As best as I can tell its something like the Apple M series SoC, but for Windows: CPU + GPU with unified memory.

It has 6,144 CUDA cores is similar to a RTX 4070 (5,888) but a lot less than a 4090 (16,384), but what it does have is support for FP4.

When they claim "1 Petaflop AI compute", thats what they mean. For comparison, a RTX 4090 has ~1.3 Petaflops of FP8 processing.

The second big deal is the NVLink-C2C interconnect, which provides up to 900 GB/s of bidirectional bandwidth between GPU and CPU. For comparison, the Apple M4 has 120 GB/s and the M3 Ultra has 819 GB/s. Notably, the Apple M series does not have FP4 support, so this could mean a significant performance improvement over Apple's offerings.

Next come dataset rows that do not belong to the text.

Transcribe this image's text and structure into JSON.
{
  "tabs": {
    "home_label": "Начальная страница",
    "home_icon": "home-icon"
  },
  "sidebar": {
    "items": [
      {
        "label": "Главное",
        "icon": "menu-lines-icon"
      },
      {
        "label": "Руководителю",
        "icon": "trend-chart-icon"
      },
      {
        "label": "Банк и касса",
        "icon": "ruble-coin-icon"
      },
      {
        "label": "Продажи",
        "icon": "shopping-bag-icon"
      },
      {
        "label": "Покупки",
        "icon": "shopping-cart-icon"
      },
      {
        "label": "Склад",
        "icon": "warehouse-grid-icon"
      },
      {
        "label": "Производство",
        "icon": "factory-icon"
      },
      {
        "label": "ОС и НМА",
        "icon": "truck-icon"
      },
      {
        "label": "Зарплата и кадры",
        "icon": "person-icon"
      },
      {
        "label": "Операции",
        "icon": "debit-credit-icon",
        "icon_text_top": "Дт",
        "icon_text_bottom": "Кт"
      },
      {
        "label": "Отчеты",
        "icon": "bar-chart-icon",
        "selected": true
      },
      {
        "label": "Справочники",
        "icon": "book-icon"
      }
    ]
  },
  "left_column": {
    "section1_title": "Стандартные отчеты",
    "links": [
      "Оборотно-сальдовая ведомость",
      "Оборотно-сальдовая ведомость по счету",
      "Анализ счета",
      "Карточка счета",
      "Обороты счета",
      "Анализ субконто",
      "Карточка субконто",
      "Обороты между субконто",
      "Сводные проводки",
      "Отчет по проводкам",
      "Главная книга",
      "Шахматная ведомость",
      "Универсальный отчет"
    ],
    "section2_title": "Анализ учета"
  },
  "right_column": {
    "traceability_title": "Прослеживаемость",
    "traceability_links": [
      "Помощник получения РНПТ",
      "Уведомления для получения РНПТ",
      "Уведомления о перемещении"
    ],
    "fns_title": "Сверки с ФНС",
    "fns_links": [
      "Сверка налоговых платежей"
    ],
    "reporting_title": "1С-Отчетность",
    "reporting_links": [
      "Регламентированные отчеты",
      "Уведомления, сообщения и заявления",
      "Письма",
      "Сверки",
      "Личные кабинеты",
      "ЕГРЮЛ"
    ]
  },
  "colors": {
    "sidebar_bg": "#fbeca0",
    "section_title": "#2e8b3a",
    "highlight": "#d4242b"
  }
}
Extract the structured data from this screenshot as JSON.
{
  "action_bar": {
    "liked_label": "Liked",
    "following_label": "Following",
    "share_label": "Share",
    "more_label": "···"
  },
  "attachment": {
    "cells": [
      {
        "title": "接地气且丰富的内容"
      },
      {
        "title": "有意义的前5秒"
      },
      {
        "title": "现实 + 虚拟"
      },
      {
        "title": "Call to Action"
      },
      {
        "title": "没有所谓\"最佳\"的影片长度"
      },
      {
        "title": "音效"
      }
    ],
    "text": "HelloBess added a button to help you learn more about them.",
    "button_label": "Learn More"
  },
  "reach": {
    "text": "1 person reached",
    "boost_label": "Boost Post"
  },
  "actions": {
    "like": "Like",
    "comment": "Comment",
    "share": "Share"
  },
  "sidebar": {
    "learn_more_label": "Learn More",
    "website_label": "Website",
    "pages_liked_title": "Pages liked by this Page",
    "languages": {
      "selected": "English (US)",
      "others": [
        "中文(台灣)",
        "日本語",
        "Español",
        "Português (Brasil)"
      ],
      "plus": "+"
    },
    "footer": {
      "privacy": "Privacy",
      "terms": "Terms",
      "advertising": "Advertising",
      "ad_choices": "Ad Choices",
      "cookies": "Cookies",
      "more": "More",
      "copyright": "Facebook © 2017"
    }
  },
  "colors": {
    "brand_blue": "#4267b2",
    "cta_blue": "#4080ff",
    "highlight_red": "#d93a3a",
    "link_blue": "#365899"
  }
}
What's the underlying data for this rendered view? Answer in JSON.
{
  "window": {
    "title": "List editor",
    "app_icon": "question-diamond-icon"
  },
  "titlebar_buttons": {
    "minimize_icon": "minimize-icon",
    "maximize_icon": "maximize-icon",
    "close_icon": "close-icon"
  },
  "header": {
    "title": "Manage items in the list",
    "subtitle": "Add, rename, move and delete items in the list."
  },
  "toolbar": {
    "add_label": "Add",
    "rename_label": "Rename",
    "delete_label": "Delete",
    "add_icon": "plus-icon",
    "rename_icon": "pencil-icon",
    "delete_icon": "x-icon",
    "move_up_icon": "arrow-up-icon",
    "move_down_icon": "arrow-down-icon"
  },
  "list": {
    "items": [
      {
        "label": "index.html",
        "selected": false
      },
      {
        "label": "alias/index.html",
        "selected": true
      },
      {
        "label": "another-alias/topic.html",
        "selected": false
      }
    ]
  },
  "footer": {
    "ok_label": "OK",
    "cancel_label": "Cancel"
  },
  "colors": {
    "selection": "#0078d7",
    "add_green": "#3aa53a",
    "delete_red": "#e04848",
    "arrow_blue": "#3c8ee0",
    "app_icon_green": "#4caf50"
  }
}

I don't understand why this isn't bigger news - this is a laptop SoC with actual gaming hardware running on ARM - unlike Apple's M series, which tend to have rather underwhelming perf in games compared to what the specs would suggest, finally we can have a thin-and-light with an efficient gaming GPU.

Considering how much Valve invested into ARM emulation, it's quite possible the next Steam Deck/handheld will use a variation of this (or at least there will be one using this as the SoC).

  • Well, we don't have any information on cost, battery life or performance yet, which all matter. Could very well run laps around the M series at half the battery life and twice the cost.

    • Doubtful the slug in the room is Microsoft’s actual support see Qualcomm’s experience, not what Microsoft says in a media guide but what their actual support is when the hardware hits the street.